NASA’s ongoing search for life in the universe produces a lot of data. The agency’s new planet-hunting mission, the Transiting Exoplanet Survey Satellite, or TESS, will collect 27 gigabytes per day in its all-sky search for undiscovered planets orbiting 200,000 of the brightest and closest stars in our solar neighborhood. That’s the equivalent of about 6,500 song files beaming down to Earth every two weeks. The music of the stars, however, is not as polished for human ears as the latest Taylor Swift album. To get ready for scientific discovery, the data needs a bit of fine tuning.

One of the first steps in the data’s journey from deep space to a scientist’s laptop is the Science Processing Operations Center, called SPOC, at NASA’s Ames Research Center in Silicon Valley, the design of which is based on the Kepler mission’s Science Operations Center, called the SOC, also at Ames. The SOC has been chugging along for more than a decade, spitting out tens of thousands of possible planet signals from the Kepler space telescope, NASA’s groundbreaking planet-finding mission that’s revolutionized our view of the heavens as a place chock-full of other worlds where life could exist. Among Kepler’s many gifts to TESS is its science data pipeline, which will provide the public’s “data of record” for the mission. About 75 percent of the Kepler pipeline, which took over 150 person-years to develop, remains the same for TESS, giving this new mission a leg up on discoveries.

A data pipeline is like an assembly line where computer algorithms act in stages to refine data and extract types of information — in this case, the possible signals of planets. TESS’s cameras observe the slight dip in the brightness of a star as a planet crosses, or transits, in front of the star. Over time, a pattern emerges as the dips line up across multiple transits, revealing the signal of an orbiting planet.

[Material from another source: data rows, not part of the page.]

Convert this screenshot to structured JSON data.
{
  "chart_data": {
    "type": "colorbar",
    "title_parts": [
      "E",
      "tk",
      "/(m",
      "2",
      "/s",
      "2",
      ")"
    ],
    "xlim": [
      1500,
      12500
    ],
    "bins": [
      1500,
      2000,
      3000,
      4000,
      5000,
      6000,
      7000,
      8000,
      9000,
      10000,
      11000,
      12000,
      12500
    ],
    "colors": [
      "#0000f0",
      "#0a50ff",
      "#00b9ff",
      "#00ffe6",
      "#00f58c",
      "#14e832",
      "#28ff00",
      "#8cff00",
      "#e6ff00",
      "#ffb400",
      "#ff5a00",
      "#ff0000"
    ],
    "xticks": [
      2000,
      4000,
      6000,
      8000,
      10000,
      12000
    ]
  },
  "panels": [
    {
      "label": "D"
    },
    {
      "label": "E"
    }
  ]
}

It’s a simple concept with a history of successful science, but the raw data, appearing as two-minute digital counts of brightness on each pixel, is contaminated with signals from the telescope and the sky when it first arrives here on Earth. SPOC’s science data pipeline does a cleanup job, and paves the way for the mission’s science office branch at the Massachusetts Institute of Technology to pick out the most promising planet candidates. From there, the Harvard-Smithsonian Center for Astrophysics at Harvard University coordinates follow-up observations to determine which candidates are bona fide planets.

NASA Ames’ Pleiades supercomputer, one of the most powerful systems in the world, has the power to process TESS’s biweekly data deluge of almost 10 billion pixels in three to five days, a cadence that enables SPOC to keep up with the volume of incoming data.

TESS’s mission is to identify the most promising exoplanets for follow-up observations. Future missions and observatories, such as the James Webb Space Telescope, will apply new technologies to study these exoplanets’ atmospheres in search of the chemical signatures of life.

TESS’s first public release of pipeline-processed data is planned for the beginning of 2019. Astronomers will then begin to peer at data from entirely new areas of the sky where we await new discoveries from these singing stars and their quietly humming planets.